One of the wild cards is a downtown snow-melt system. Concord Steam was originally supposed to heat the reconstructed sidewalks with a new plant in the South End, but those plans fell through. When city staff brings its report on Main Street to the council, the group will have to nail down the cost for Concord to build a plant and operate that system itself.

When Concord Steam was still involved, the cost to install pipes for that system was more than $900,000. City staff estimated in February that Concord would need to spend about $1.5 million to lay those pipes itself – and pay more than $1 million to build its own plant. Operating the snow-melt system would cost $90,000 to $150,00 each year, city staff predicted.

City staff members have remained positive but tight-lipped. More details are part of what City Engineer Ed Roberge called “a confidential realm.”

“We’re working really closely, and things are really, I would say, positive,” Roberge said.

For now, that’s about it.

“There’s not much more that I can say other than stay tuned,” Roberge said.

Concord Handmade – on wheels

Concord Handmade will open a mobile shop this summer.

Since 2011, Alison Murphy has run the pop-up shop during the winter holidays. She sells some of her own handmade clothing and leather goods, along with a range of products from local artists.

Murphy is fixing up a 14-foot trailer that she hopes will open as a new Concord Handmade venue by the end of June.

“It’s a 1970s camper, so it needed a lot of work to turn it into a shop,” Murphy said.

She hopes to sell in some of the downtown squares, though she’s open to requests and suggestions. Murphy said she’ll most likely be open Fridays and Saturdays.
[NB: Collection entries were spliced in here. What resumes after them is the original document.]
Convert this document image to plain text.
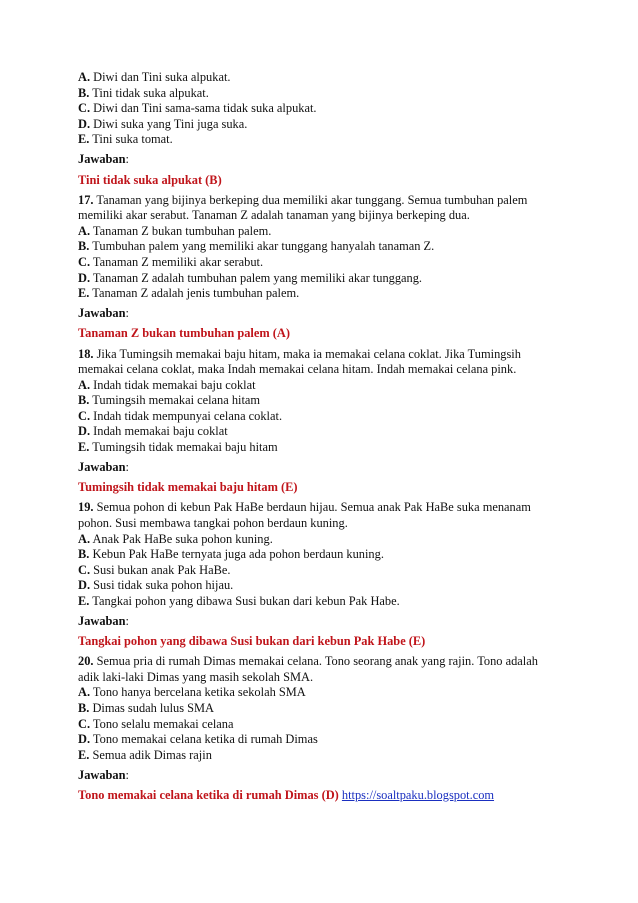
A. Diwi dan Tini suka alpukat.
B. Tini tidak suka alpukat.
C. Diwi dan Tini sama-sama tidak suka alpukat.
D. Diwi suka yang Tini juga suka.
E. Tini suka tomat.
Jawaban:
Tini tidak suka alpukat (B)
17. Tanaman yang bijinya berkeping dua memiliki akar tunggang. Semua tumbuhan palem
memiliki akar serabut. Tanaman Z adalah tanaman yang bijinya berkeping dua.
A. Tanaman Z bukan tumbuhan palem.
B. Tumbuhan palem yang memiliki akar tunggang hanyalah tanaman Z.
C. Tanaman Z memiliki akar serabut.
D. Tanaman Z adalah tumbuhan palem yang memiliki akar tunggang.
E. Tanaman Z adalah jenis tumbuhan palem.
Jawaban:
Tanaman Z bukan tumbuhan palem (A)
18. Jika Tumingsih memakai baju hitam, maka ia memakai celana coklat. Jika Tumingsih
memakai celana coklat, maka Indah memakai celana hitam. Indah memakai celana pink.
A. Indah tidak memakai baju coklat
B. Tumingsih memakai celana hitam
C. Indah tidak mempunyai celana coklat.
D. Indah memakai baju coklat
E. Tumingsih tidak memakai baju hitam
Jawaban:
Tumingsih tidak memakai baju hitam (E)
19. Semua pohon di kebun Pak HaBe berdaun hijau. Semua anak Pak HaBe suka menanam
pohon. Susi membawa tangkai pohon berdaun kuning.
A. Anak Pak HaBe suka pohon kuning.
B. Kebun Pak HaBe ternyata juga ada pohon berdaun kuning.
C. Susi bukan anak Pak HaBe.
D. Susi tidak suka pohon hijau.
E. Tangkai pohon yang dibawa Susi bukan dari kebun Pak Habe.
Jawaban:
Tangkai pohon yang dibawa Susi bukan dari kebun Pak Habe (E)
20. Semua pria di rumah Dimas memakai celana. Tono seorang anak yang rajin. Tono adalah
adik laki-laki Dimas yang masih sekolah SMA.
A. Tono hanya bercelana ketika sekolah SMA
B. Dimas sudah lulus SMA
C. Tono selalu memakai celana
D. Tono memakai celana ketika di rumah Dimas
E. Semua adik Dimas rajin
Jawaban:
Tono memakai celana ketika di rumah Dimas (D) https://soaltpaku.blogspot.com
“The idea is everything is handmade in the shop from New England artists, to be able to have an outlet for artists to sell their work locally and for people to have a place to buy handmade,” Murphy said.

Watch the Concord Handmade Facebook page for updates on the mobile shop’s official opening.
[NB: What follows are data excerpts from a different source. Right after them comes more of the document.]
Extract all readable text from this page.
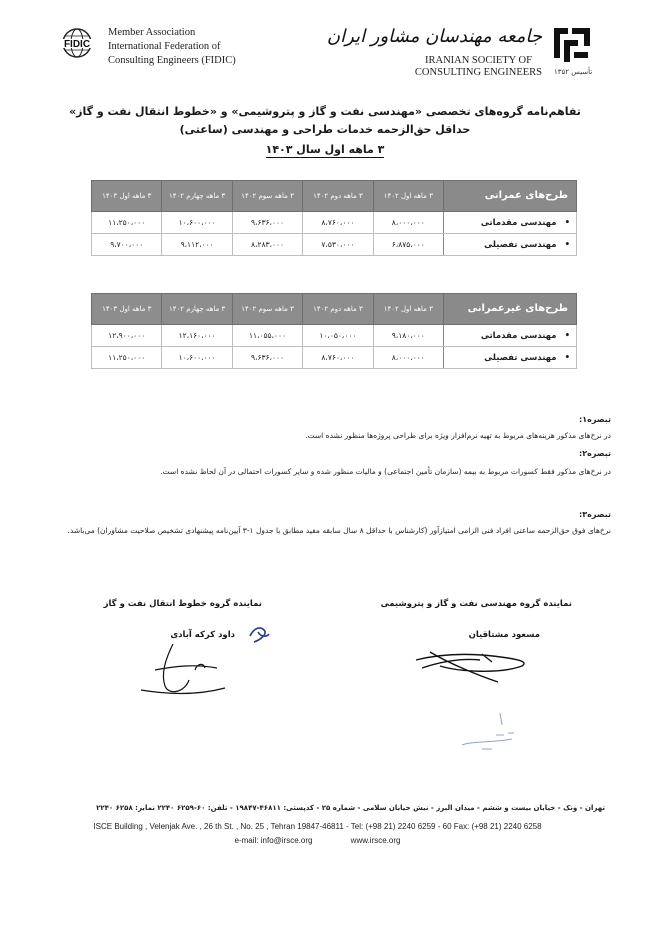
FIDIC
Member Association
International Federation of
Consulting Engineers (FIDIC)
جامعه مهندسان مشاور ایران
IRANIAN SOCIETY OF
CONSULTING ENGINEERS تأسیس ۱۳۵۲
تفاهم‌نامه گروه‌های تخصصی «مهندسی نفت و گاز و پتروشیمی» و «خطوط انتقال نفت و گاز»
حداقل حق‌الزحمه خدمات طراحی و مهندسی (ساعتی)
۳ ماهه اول سال ۱۴۰۳
طرح‌های عمرانی	۳ ماهه اول ۱۴۰۲	۳ ماهه دوم ۱۴۰۲	۳ ماهه سوم ۱۴۰۲	۳ ماهه چهارم ۱۴۰۲	۳ ماهه اول ۱۴۰۳
•مهندسی مقدماتی	۸،۰۰۰،۰۰۰	۸،۷۶۰،۰۰۰	۹،۶۳۶،۰۰۰	۱۰،۶۰۰،۰۰۰	۱۱،۲۵۰،۰۰۰
•مهندسی تفصیلی	۶،۸۷۵،۰۰۰	۷،۵۳۰،۰۰۰	۸،۲۸۳،۰۰۰	۹،۱۱۲،۰۰۰	۹،۷۰۰،۰۰۰
طرح‌های غیرعمرانی	۳ ماهه اول ۱۴۰۲	۳ ماهه دوم ۱۴۰۲	۳ ماهه سوم ۱۴۰۲	۳ ماهه چهارم ۱۴۰۲	۳ ماهه اول ۱۴۰۳
•مهندسی مقدماتی	۹،۱۸۰،۰۰۰	۱۰،۰۵۰،۰۰۰	۱۱،۰۵۵،۰۰۰	۱۲،۱۶۰،۰۰۰	۱۲،۹۰۰،۰۰۰
•مهندسی تفصیلی	۸،۰۰۰،۰۰۰	۸،۷۶۰،۰۰۰	۹،۶۳۶،۰۰۰	۱۰،۶۰۰،۰۰۰	۱۱،۲۵۰،۰۰۰
تبصره۱:
در نرخ‌های مذکور هزینه‌های مربوط به تهیه نرم‌افزار ویژه برای طراحی پروژه‌ها منظور نشده است.
تبصره۲:
در نرخ‌های مذکور فقط کسورات مربوط به بیمه (سازمان تأمین اجتماعی) و مالیات منظور شده و سایر کسورات احتمالی در آن لحاظ نشده است.
تبصره۳:
نرخ‌های فوق حق‌الزحمه ساعتی افراد فنی الزامی امتیازآور (کارشناس با حداقل ۸ سال سابقه مفید مطابق با جدول ۱-۳ آیین‌نامه پیشنهادی تشخیص صلاحیت مشاوران) می‌باشد.
نماینده گروه مهندسی نفت و گاز و پتروشیمی
مسعود مشتاقیان
نماینده گروه خطوط انتقال نفت و گاز
داود کرکه آبادی
تهران - ونک - خیابان بیست و ششم - میدان البرز - نبش خیابان سلامی - شماره ۲۵ - کدپستی: ۴۶۸۱۱-۱۹۸۴۷ - تلفن: ۶۰-۶۲۵۹ ۲۲۴۰ نمابر: ۶۲۵۸ ۲۲۴۰
ISCE Building , Velenjak Ave. , 26 th St. , No. 25 , Tehran 19847-46811 - Tel: (+98 21) 2240 6259 - 60 Fax: (+98 21) 2240 6258
e-mail: info@irsce.org	www.irsce.org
Siam Orchid moves this week

Today is Siam Orchid’s last day on the corner of North Main and Centre streets. On Thursday, the Thai restaurant’s new location will open at 12 N. Main St.
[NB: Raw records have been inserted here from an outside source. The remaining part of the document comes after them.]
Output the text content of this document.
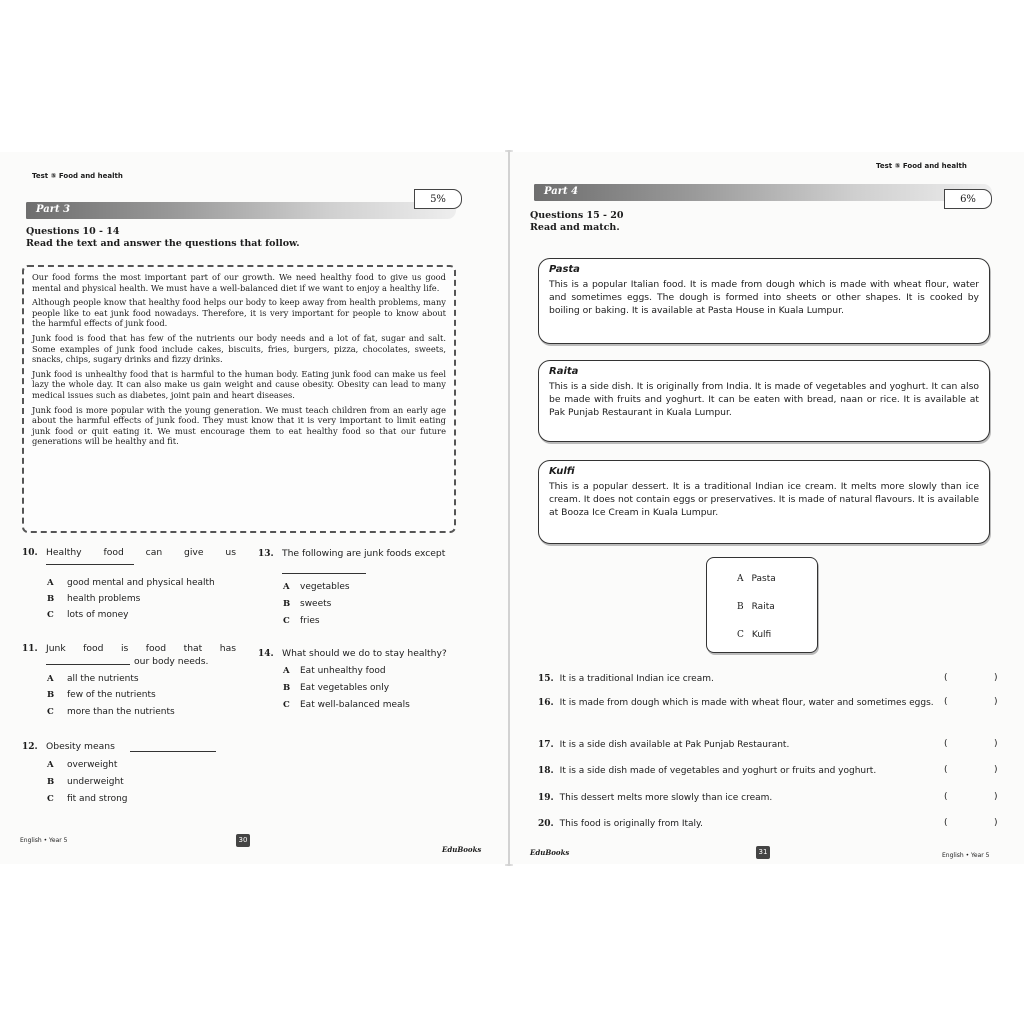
Test ⑤ Food and health
Part 3
5%
Questions 10 - 14
Read the text and answer the questions that follow.

Our food forms the most important part of our growth. We need healthy food to give us good mental and physical health. We must have a well-balanced diet if we want to enjoy a healthy life.

Although people know that healthy food helps our body to keep away from health problems, many people like to eat junk food nowadays. Therefore, it is very important for people to know about the harmful effects of junk food.

Junk food is food that has few of the nutrients our body needs and a lot of fat, sugar and salt. Some examples of junk food include cakes, biscuits, fries, burgers, pizza, chocolates, sweets, snacks, chips, sugary drinks and fizzy drinks.

Junk food is unhealthy food that is harmful to the human body. Eating junk food can make us feel lazy the whole day. It can also make us gain weight and cause obesity. Obesity can lead to many medical issues such as diabetes, joint pain and heart diseases.

Junk food is more popular with the young generation. We must teach children from an early age about the harmful effects of junk food. They must know that it is very important to limit eating junk food or quit eating it. We must encourage them to eat healthy food so that our future generations will be healthy and fit.

10. Healthy food can give us
A good mental and physical health
B health problems
C lots of money
11. Junk food is food that has
our body needs.
A all the nutrients
B few of the nutrients
C more than the nutrients
12. Obesity means
A overweight
B underweight
C fit and strong
13. The following are junk foods except
A vegetables
B sweets
C fries
14. What should we do to stay healthy?
A Eat unhealthy food
B Eat vegetables only
C Eat well-balanced meals
English • Year 5	30
EduBooks
Test ⑤ Food and health
Part 4
6%
Questions 15 - 20
Read and match.
Pasta
This is a popular Italian food. It is made from dough which is made with wheat flour, water and sometimes eggs. The dough is formed into sheets or other shapes. It is cooked by boiling or baking. It is available at Pasta House in Kuala Lumpur.
Raita
This is a side dish. It is originally from India. It is made of vegetables and yoghurt. It can also be made with fruits and yoghurt. It can be eaten with bread, naan or rice. It is available at Pak Punjab Restaurant in Kuala Lumpur.
Kulfi
This is a popular dessert. It is a traditional Indian ice cream. It melts more slowly than ice cream. It does not contain eggs or preservatives. It is made of natural flavours. It is available at Booza Ice Cream in Kuala Lumpur.
A Pasta
B Raita
C Kulfi
15. It is a traditional Indian ice cream.
16. It is made from dough which is made with wheat flour, water and sometimes eggs.
17. It is a side dish available at Pak Punjab Restaurant.
18. It is a side dish made of vegetables and yoghurt or fruits and yoghurt.
19. This dessert melts more slowly than ice cream.
20. This food is originally from Italy.
(	)
(	)
(	)
(	)
(	)
(	)
EduBooks	31	English • Year 5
Owner Tom Saktanaset opened Siam Orchid in the Vegas Block storefront almost 20 years ago. In 2009, he bought the new building down the road and announced his plans to move the restaurant.

“My building here is like my house,” he said. But he wanted more parking for his customers, and years of preparation have gone into making the lower-level dining room in his new building accessible for diners with disabilities.

Like the address, Siam Orchid’s menu will change slightly with the move. But Saktanaset said customer favorites will be coming out of his new kitchen Thursday.

“Whatever they like, I keep it,” he said.

Siam Orchid will be closed tomorrow and Wednesday before reopening Thursday.

(Megan Doyle can be reached at 369-3321 or mdoyle@cmonitor.com or on Twitter @megan_e_doyle.)

Funny how nobody inquired how the town has gotten around the federal procurement requirements as per CFR Code of Federal Regulations and A-122 - cost Principles and OMB -87

There's about as much contractor interest in this project, as there are taxpayers willing to pay for it.

Main Street project - After all this time I have yet to hear/read where the 20% "private" money is coming from to pay for this.

That's easy...from the $2500 per year obamacare savings we all will realize.